In case you need a refresher, it wasn’t his play that ultimately led to Watson’s elite start faltering with the Texans. Watson demanded a trade following the 2020 season due to front-office disagreements with the Texans, but this was quickly overshadowed by a litany of sexual assault allegations in 2021. Ultimately, 26 different female massage therapists accused Watson of inappropriate exposure and sexual coercion, resulting in a record $5 million fine by the NFL and an 11-week suspension. After discipline was issued, Watson was traded to the Cleveland Browns in 2022, where he’s played only 12 games as a result of that suspension and injury issues.
The Deshaun Watson story leaves the NFL world to confront an issue that society writ large has faced around alleged perpetrators like him in recent years: how (if at all) should they be allowed to re-enter into the public eye? To be sure, there’s been no consensus on the answer to this question in regards to Watson, even among Browns fans. But it’s a question that becomes more important as the media cycle moves on from the initial scandal.

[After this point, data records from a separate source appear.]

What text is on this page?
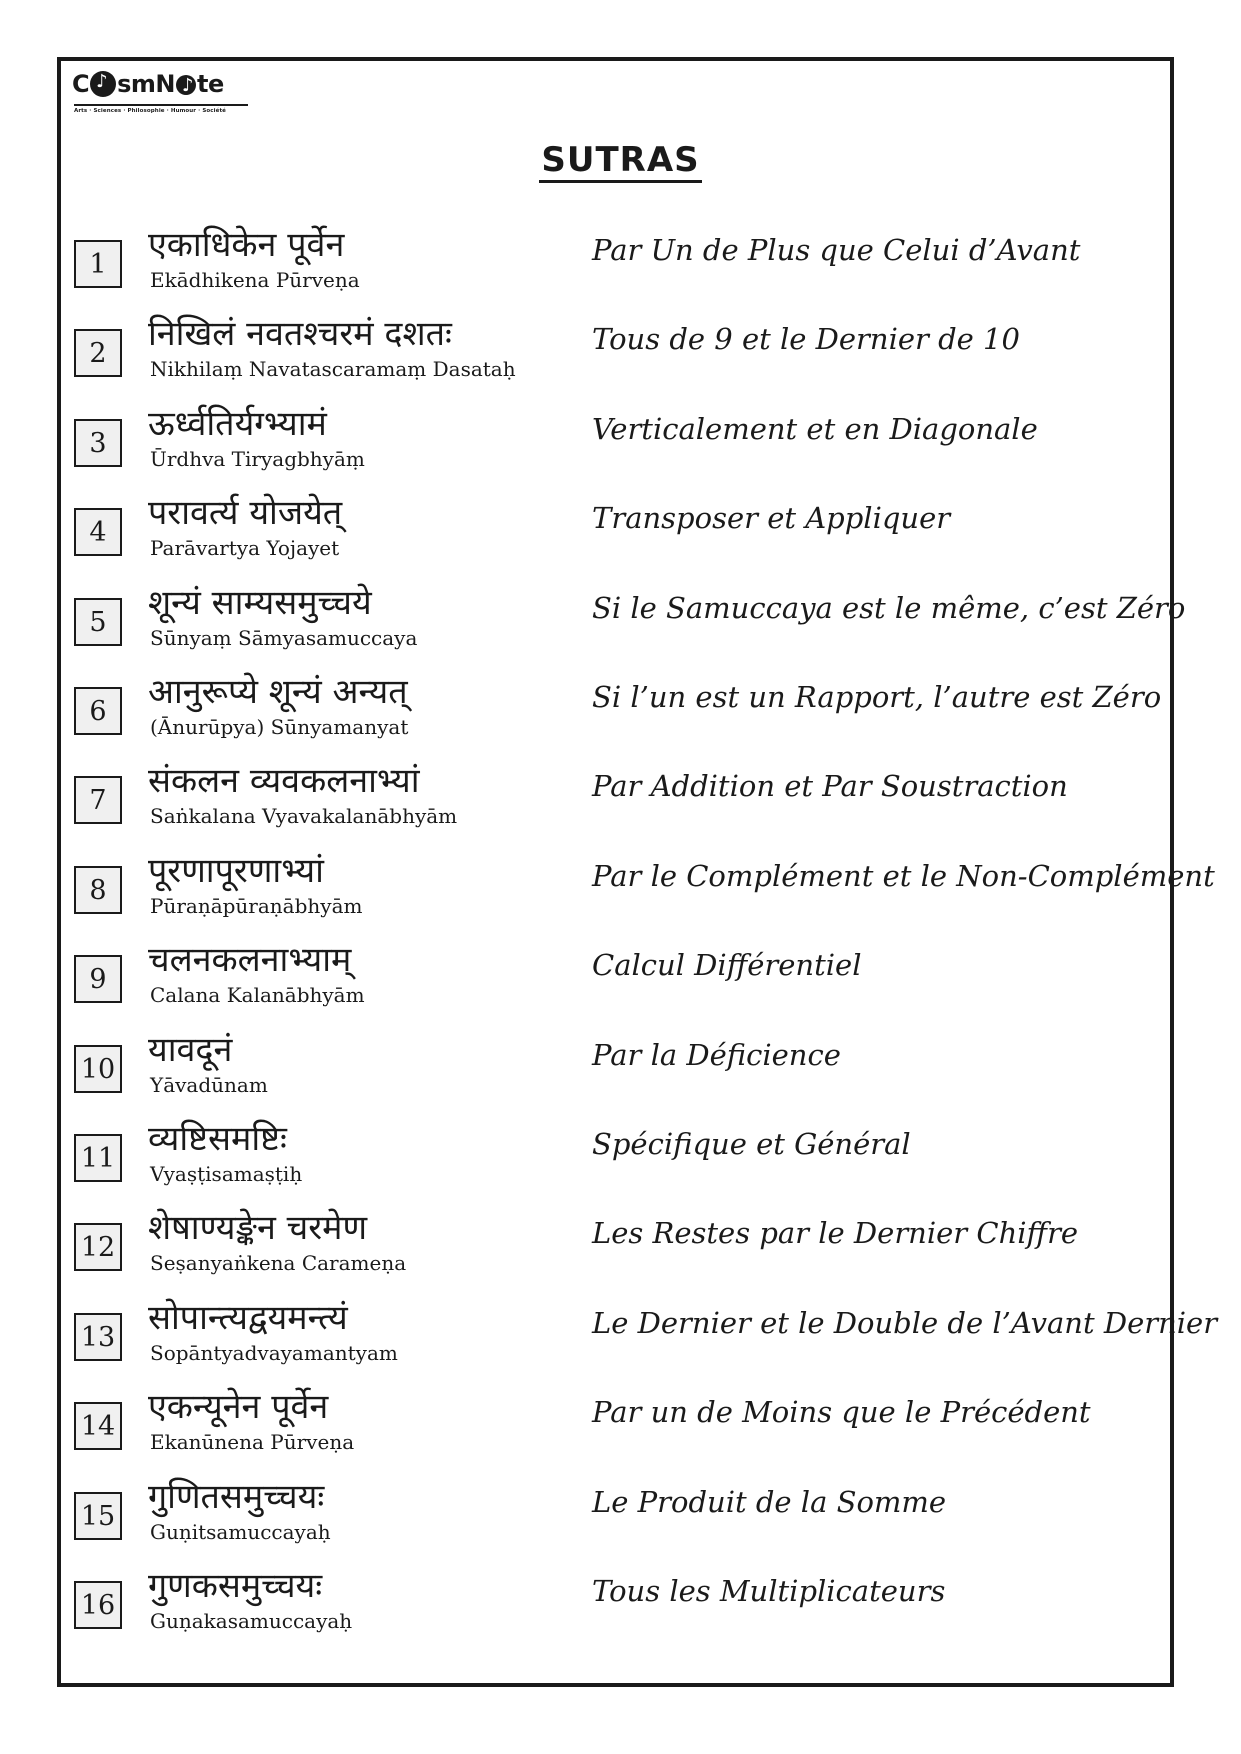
C ♪ smN ♪ te
Arts · Sciences · Philosophie · Humour · Société
SUTRAS
1	एकाधिकेन पूर्वेन
Ekādhikena Pūrveṇa
Par Un de Plus que Celui d’Avant
2	निखिलं नवतश्चरमं दशतः
Nikhilaṃ Navatascaramaṃ Dasataḥ
Tous de 9 et le Dernier de 10
3	ऊर्ध्वतिर्यग्भ्यामं
Ūrdhva Tiryagbhyāṃ
Verticalement et en Diagonale
4	परावर्त्य योजयेत्
Parāvartya Yojayet
Transposer et Appliquer
5	शून्यं साम्यसमुच्चये
Sūnyaṃ Sāmyasamuccaya
Si le Samuccaya est le même, c’est Zéro
6	आनुरूप्ये शून्यं अन्यत्
(Ānurūpya) Sūnyamanyat
Si l’un est un Rapport, l’autre est Zéro
7	संकलन व्यवकलनाभ्यां
Saṅkalana Vyavakalanābhyām
Par Addition et Par Soustraction
8	पूरणापूरणाभ्यां
Pūraṇāpūraṇābhyām
Par le Complément et le Non-Complément
9	चलनकलनाभ्याम्
Calana Kalanābhyām
Calcul Différentiel
10 यावदूनं
Yāvadūnam
Par la Déficience
11 व्यष्टिसमष्टिः
Vyaṣṭisamaṣṭiḥ
Spécifique et Général
12 शेषाण्यङ्केन चरमेण
Seṣanyaṅkena Carameṇa
Les Restes par le Dernier Chiffre
13 सोपान्त्यद्वयमन्त्यं
Sopāntyadvayamantyam
Le Dernier et le Double de l’Avant Dernier
14 एकन्यूनेन पूर्वेन
Ekanūnena Pūrveṇa
Par un de Moins que le Précédent
15 गुणितसमुच्चयः
Guṇitsamuccayaḥ
Le Produit de la Somme
16 गुणकसमुच्चयः
Guṇakasamuccayaḥ
Tous les Multiplicateurs
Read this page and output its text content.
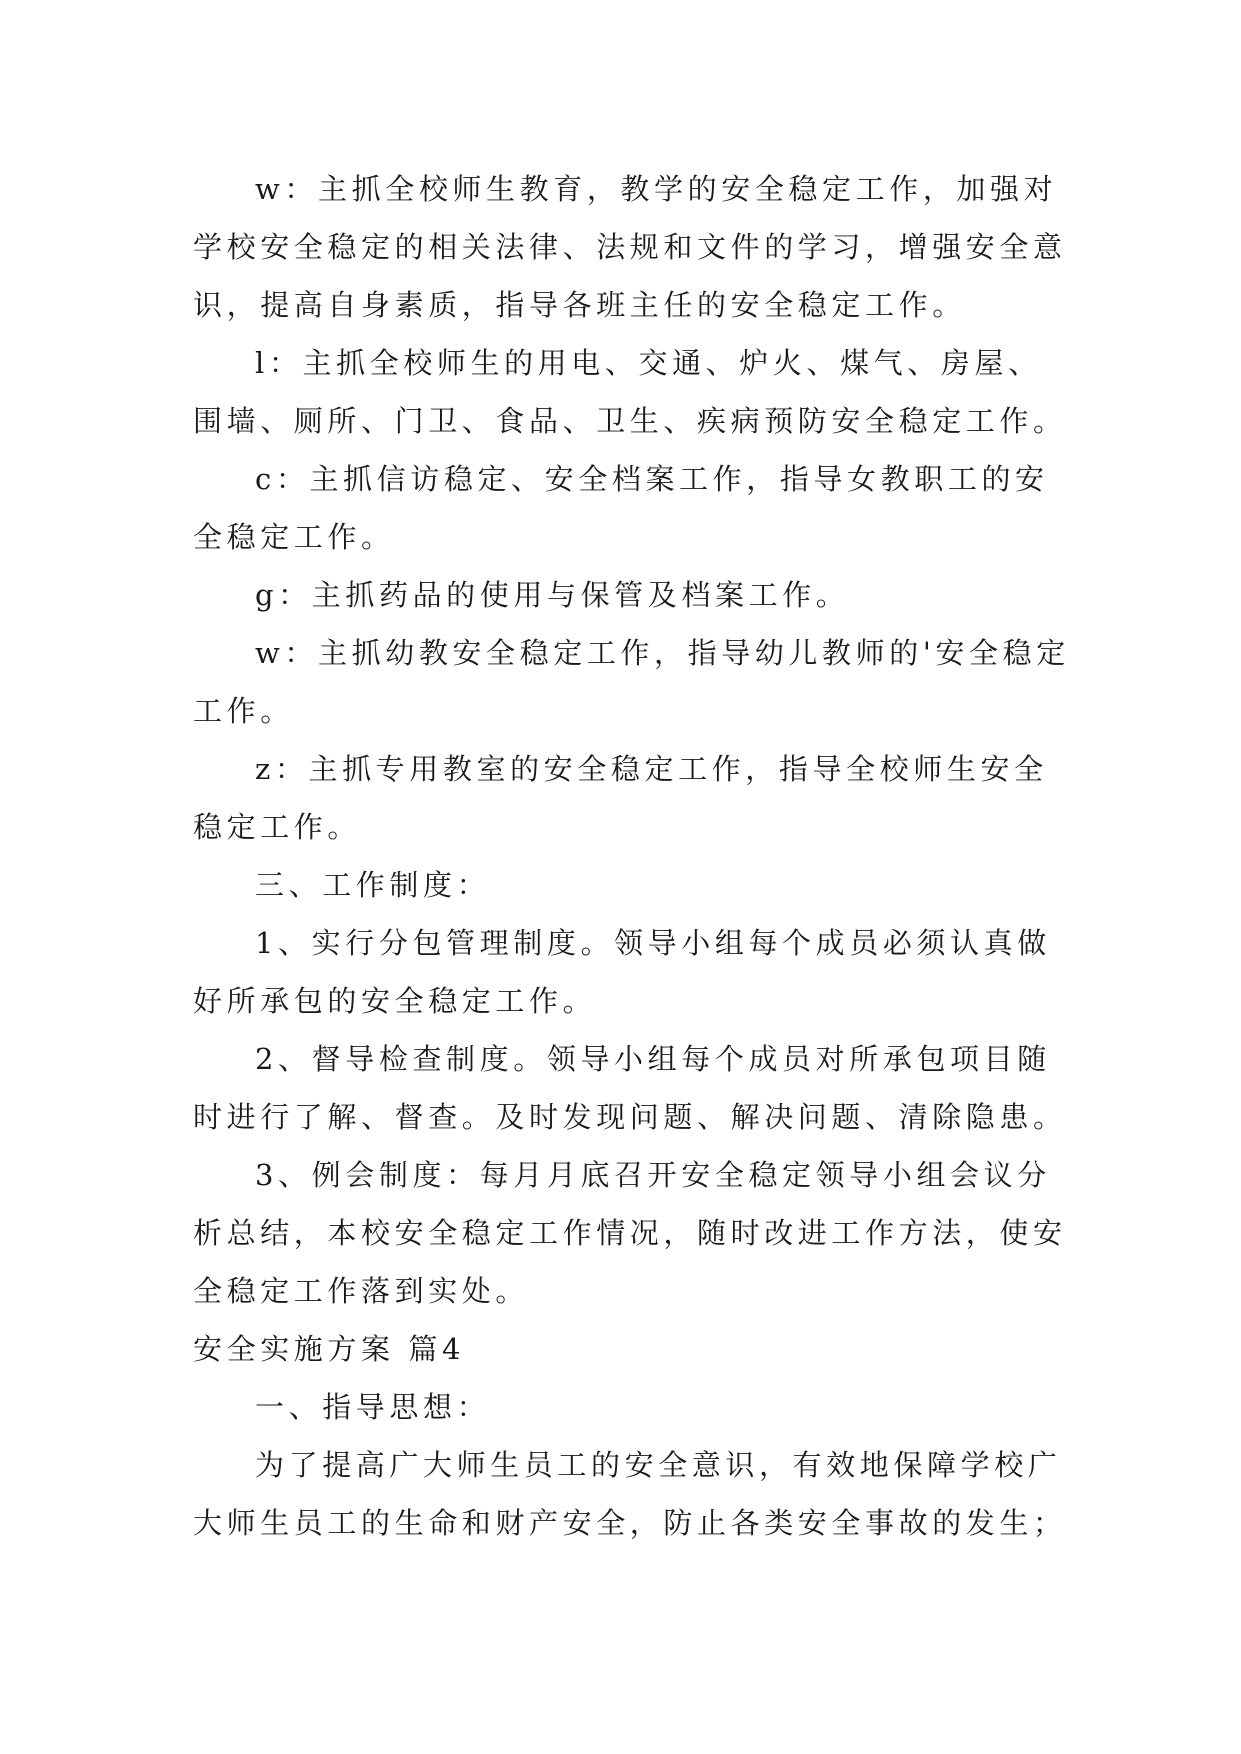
w：主抓全校师生教育，教学的安全稳定工作，加强对学校安全稳定的相关法律、法规和文件的学习，增强安全意识，提高自身素质，指导各班主任的安全稳定工作。

l：主抓全校师生的用电、交通、炉火、煤气、房屋、围墙、厕所、门卫、食品、卫生、疾病预防安全稳定工作。

c：主抓信访稳定、安全档案工作，指导女教职工的安全稳定工作。

g：主抓药品的使用与保管及档案工作。

w：主抓幼教安全稳定工作，指导幼儿教师的'安全稳定工作。

z：主抓专用教室的安全稳定工作，指导全校师生安全稳定工作。

三、工作制度：

1、实行分包管理制度。领导小组每个成员必须认真做好所承包的安全稳定工作。

2、督导检查制度。领导小组每个成员对所承包项目随时进行了解、督查。及时发现问题、解决问题、清除隐患。

3、例会制度：每月月底召开安全稳定领导小组会议分析总结，本校安全稳定工作情况，随时改进工作方法，使安全稳定工作落到实处。

安全实施方案 篇4

一、指导思想：

为了提高广大师生员工的安全意识，有效地保障学校广大师生员工的生命和财产安全，防止各类安全事故的发生；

The Watson story was complicated after news this week that he will sit out the rest of the season due to shoulder surgery. This means Watson will have played 12 total games in three seasons since 2020 and will largely fall out of prominent NFL narratives. However, due to his enormous contract, it’s unlikely that the Browns will move on from him as starter, especially because even average quarterback play on the talented Browns’ roster could make them serious contenders.
As a result, Watson’s injury only postpones the question of how he should be treated in the public eye, an issue NFL analyst Mina Kimes observed earlier this season. “Something that kind of occurred to me is how am I going to talk about this in my capacity as an NFL analyst if he’s good, but boy, it’s kind of a cop-out in some ways because we never really had to reckon with … that cognitive dissonance and what it would have entailed.” Kimes said.
Basically, the media can ignore Watson’s misdeeds if he stays the irrelevant and mediocre player he is now. But if he becomes a star quarterback on a Super Bowl contender? Well, the elephant in the room will always be there if he ever returns to form, and the media still hasn’t given an indication of how they’ll handle it.
Of course, Deshaun Watson is far from the only player to do horrific things and get a slap on the wrist (looking at you Tyreek Hill, Kareem Hunt and Ray Rice). But after such a prominent case and historic punishment, it’s critical that NFL media and fans mitigate the harm that may come from ignoring Watson’s past, even amidst more immediate narratives.